Option to include sketch in flash?

westfw:
The idea has usefulness that is somewhat inversely proportional to how likely it is to work.

It works really well for small sketches like BLINK, but who cares? As your sketch gets bigger and more complicated, it would be more useful, but it's less likely to work :frowning:

It would work for much more complicated sketches than just Blink. It either works or it doesn't, and you can discover that at the time you compile your sketch so you can adjust your development style accordingly. I think some folks would use this all the time when possible, and some folks would never use it.

westfw:
Saving a copy of the source doesn't get rid of the need for reasonable discipline in version control.

Sure it does. Obviously if there are intermediate versions that I care about, then it is up to me to archive them responsibly - this is true of any content I create. But with Arduino, most of the time I only care about the code that is on the board right now. In fact, I can't think of a single time that I've needed an arbitrary intermediate version of a sketch, but I can think of dozens of times that I've had to go back and make sure I picked up development from the right version of a sketch.

To provide a more concrete example: I make haunted house animatronics, and I use lots of Arduinos to run servos, pneumatics, lights, etc. The sketches are pretty straight forward sequencing (wait for a PIR sensor to fire, cycle through a fixed sequence and then reset). Each prop is hand made and slightly unique. Also, each year, the exact needs of the haunted house may be slightly different (might want to tweak the timing).

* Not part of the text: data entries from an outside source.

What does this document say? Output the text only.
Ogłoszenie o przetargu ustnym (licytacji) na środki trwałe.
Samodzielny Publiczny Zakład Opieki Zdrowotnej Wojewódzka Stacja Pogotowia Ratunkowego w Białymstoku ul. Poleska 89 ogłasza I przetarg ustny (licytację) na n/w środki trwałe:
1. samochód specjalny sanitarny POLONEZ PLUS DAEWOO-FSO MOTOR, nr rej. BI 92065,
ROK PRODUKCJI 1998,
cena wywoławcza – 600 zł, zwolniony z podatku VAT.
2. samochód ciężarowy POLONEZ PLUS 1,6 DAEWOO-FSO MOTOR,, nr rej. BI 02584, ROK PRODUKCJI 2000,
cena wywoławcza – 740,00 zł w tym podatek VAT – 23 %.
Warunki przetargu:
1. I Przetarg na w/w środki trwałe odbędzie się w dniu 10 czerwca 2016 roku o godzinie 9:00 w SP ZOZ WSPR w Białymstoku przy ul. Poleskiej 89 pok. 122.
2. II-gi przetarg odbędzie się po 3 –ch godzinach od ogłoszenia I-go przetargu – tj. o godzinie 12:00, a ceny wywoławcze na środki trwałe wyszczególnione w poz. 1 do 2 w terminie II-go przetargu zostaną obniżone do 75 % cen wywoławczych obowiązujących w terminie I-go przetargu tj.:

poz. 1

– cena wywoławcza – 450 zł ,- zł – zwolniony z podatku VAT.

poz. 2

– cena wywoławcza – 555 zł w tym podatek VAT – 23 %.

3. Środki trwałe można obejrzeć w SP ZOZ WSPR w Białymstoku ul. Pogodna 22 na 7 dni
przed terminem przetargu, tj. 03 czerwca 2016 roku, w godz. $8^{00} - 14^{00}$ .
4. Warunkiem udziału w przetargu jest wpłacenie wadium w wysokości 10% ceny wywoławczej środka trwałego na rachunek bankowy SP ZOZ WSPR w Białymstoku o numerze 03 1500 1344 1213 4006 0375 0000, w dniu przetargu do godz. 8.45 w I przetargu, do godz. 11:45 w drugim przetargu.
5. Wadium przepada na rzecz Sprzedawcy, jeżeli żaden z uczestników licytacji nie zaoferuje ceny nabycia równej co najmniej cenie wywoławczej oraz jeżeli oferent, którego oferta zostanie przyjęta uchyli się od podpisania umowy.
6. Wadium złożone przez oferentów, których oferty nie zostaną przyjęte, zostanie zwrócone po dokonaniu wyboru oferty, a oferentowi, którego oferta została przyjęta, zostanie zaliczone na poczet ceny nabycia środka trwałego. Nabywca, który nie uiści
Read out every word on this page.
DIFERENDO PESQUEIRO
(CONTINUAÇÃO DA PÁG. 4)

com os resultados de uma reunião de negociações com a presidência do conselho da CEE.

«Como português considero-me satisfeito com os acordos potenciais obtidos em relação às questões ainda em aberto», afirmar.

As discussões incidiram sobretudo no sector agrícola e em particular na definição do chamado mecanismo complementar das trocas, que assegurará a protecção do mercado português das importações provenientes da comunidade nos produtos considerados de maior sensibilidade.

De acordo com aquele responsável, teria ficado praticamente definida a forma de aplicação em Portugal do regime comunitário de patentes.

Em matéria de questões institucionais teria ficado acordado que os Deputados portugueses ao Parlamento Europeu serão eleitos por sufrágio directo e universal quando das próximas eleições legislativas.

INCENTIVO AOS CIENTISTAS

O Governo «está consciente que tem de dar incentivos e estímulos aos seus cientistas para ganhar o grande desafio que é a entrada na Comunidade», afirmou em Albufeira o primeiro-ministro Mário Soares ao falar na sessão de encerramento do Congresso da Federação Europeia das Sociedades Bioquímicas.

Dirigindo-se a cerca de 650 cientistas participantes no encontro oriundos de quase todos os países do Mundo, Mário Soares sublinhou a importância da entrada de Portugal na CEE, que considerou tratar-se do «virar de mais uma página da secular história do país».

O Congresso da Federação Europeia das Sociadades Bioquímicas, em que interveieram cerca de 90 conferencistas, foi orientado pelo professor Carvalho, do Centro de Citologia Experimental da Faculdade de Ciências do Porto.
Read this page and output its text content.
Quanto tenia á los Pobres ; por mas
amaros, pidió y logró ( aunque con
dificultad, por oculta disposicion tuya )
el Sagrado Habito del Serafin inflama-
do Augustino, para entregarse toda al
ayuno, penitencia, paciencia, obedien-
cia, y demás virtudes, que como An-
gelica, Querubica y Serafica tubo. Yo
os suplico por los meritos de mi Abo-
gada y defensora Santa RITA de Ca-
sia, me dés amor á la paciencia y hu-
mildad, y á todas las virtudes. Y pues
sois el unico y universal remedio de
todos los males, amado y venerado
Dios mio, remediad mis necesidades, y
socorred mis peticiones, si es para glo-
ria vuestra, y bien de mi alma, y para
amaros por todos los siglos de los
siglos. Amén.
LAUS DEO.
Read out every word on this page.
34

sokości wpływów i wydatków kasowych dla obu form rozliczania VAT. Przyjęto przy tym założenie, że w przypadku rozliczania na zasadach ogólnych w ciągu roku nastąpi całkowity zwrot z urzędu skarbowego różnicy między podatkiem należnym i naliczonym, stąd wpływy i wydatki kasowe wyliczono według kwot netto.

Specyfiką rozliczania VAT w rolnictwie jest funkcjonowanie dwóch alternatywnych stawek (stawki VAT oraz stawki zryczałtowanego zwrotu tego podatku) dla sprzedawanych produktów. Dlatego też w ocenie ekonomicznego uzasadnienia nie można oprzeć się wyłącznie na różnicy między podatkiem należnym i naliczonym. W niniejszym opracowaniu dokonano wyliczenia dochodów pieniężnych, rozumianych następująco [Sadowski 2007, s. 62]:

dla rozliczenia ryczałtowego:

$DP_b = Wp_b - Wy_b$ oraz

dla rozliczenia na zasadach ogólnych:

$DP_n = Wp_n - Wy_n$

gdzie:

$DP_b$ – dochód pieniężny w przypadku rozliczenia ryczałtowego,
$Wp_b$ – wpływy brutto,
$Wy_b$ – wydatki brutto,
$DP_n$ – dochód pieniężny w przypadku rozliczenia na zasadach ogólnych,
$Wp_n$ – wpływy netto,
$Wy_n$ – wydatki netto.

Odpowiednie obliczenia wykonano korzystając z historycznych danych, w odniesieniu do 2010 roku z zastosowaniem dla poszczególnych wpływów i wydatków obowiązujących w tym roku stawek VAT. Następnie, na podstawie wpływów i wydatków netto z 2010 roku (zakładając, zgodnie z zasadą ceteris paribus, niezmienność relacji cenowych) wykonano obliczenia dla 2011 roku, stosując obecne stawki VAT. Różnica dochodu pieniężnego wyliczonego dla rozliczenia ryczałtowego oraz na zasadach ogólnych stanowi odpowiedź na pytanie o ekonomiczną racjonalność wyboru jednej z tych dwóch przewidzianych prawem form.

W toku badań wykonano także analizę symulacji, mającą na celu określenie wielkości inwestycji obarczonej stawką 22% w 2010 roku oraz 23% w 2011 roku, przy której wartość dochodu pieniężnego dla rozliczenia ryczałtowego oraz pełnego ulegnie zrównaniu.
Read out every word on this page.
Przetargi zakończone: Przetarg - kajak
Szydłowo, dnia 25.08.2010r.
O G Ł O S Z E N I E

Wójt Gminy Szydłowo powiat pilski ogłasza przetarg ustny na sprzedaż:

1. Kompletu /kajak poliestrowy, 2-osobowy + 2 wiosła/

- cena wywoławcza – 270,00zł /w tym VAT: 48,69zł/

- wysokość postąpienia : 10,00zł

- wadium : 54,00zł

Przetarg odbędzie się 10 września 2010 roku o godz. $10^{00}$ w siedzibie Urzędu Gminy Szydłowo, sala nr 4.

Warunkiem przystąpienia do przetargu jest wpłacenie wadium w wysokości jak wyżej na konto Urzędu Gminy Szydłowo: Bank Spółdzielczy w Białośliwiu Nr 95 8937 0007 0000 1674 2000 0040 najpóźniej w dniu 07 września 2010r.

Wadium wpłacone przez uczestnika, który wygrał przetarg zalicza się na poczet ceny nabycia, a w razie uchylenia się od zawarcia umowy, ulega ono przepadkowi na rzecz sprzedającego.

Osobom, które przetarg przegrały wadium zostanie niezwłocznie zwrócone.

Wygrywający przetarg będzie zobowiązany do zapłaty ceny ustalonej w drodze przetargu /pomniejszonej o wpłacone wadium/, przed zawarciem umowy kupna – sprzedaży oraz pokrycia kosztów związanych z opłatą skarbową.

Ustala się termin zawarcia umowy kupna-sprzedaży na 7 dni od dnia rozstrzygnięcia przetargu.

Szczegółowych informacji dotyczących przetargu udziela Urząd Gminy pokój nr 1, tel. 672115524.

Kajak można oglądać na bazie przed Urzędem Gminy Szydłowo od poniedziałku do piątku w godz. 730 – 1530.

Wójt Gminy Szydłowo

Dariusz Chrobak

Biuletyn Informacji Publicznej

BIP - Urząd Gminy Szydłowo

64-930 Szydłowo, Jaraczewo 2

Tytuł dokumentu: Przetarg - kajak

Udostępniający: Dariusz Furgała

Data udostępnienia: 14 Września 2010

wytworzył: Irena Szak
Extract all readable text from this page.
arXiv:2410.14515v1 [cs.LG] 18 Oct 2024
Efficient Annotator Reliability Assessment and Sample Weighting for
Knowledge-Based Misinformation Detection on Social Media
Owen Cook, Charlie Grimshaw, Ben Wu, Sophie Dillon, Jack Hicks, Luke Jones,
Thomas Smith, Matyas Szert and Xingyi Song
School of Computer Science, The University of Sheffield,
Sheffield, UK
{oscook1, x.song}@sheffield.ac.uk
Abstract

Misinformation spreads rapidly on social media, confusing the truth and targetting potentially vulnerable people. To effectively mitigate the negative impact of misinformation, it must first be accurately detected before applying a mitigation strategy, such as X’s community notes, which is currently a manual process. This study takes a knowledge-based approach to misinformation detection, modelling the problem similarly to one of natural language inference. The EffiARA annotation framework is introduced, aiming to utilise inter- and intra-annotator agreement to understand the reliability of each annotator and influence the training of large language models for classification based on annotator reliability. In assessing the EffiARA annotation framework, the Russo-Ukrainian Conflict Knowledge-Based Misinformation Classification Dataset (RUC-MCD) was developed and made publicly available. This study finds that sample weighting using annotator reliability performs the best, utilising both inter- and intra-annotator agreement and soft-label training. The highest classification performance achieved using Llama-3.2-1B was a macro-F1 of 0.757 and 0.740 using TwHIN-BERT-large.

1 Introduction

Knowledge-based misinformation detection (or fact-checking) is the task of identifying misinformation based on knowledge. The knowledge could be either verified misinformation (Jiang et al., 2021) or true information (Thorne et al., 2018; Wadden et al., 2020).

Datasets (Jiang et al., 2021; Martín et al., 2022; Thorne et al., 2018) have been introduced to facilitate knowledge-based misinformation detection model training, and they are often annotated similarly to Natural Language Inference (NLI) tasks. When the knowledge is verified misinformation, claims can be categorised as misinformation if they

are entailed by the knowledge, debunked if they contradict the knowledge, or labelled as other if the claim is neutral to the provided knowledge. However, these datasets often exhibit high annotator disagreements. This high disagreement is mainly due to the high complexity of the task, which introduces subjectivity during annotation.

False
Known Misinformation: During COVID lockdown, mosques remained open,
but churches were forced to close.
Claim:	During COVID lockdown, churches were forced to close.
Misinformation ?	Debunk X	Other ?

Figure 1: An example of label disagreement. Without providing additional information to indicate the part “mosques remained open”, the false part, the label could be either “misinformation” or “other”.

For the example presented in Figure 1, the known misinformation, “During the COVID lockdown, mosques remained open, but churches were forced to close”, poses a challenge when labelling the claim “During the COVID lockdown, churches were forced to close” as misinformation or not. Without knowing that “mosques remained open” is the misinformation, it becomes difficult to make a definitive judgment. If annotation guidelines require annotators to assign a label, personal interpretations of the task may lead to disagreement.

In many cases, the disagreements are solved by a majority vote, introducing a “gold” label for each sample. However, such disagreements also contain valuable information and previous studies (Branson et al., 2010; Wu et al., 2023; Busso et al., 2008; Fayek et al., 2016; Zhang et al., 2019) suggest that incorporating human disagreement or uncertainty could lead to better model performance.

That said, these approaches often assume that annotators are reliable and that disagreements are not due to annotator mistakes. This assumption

So, when I am setting up a prop that needs tweaking, I have to count on my notes to make sure I'm not loading the wrong firmware. I'd much rather plug in my laptop (or any random laptop for that matter), extract/tweak/upload - done. No chance that I picked the wrong firmware, and I really don't care about the timings that the haunted house 3 years ago used.

I agree that from a computer science purist perspective it is a sloppy approach, but in this real-world situation it would absolutely save me time and reduce mistakes.

westfw:
If you have 16k of source with no other markings (like version numbers), and are trying to figure out what it does compared to other source for the same sketch that is 6 months newer (or older), you're probably ... in trouble.

I'm not suggesting that. I simply suggesting putting the current source with the executable. It isn't intended to help you compare versions, or determine history. It is just intended to keep the source and the product together in one place.

Version control is always a good idea. But having a copy of the source on the device that you are 100% sure matches the code on the device eliminates all variables and mitigates bad version control practices, hard drive failures, etc. It also works if you give the project to a friend and they want to continue hacking on it.

westfw:
I wonder if some intermediate level of information stored in flash would be nearly as useful? Sketch name and date, perhaps (+ username + computername + ip address? Gotta make those arduino chips traceable in case someone uses them for evil purposes.)

That would be fantastic, and I'd support getting that info into the flash 100% of the time. I'd also love to see the IDE include integrated version control, even if it is just something trivial and linear. But all that aside, I still don't see why putting the source code into flash would ever be a bad thing if it fits.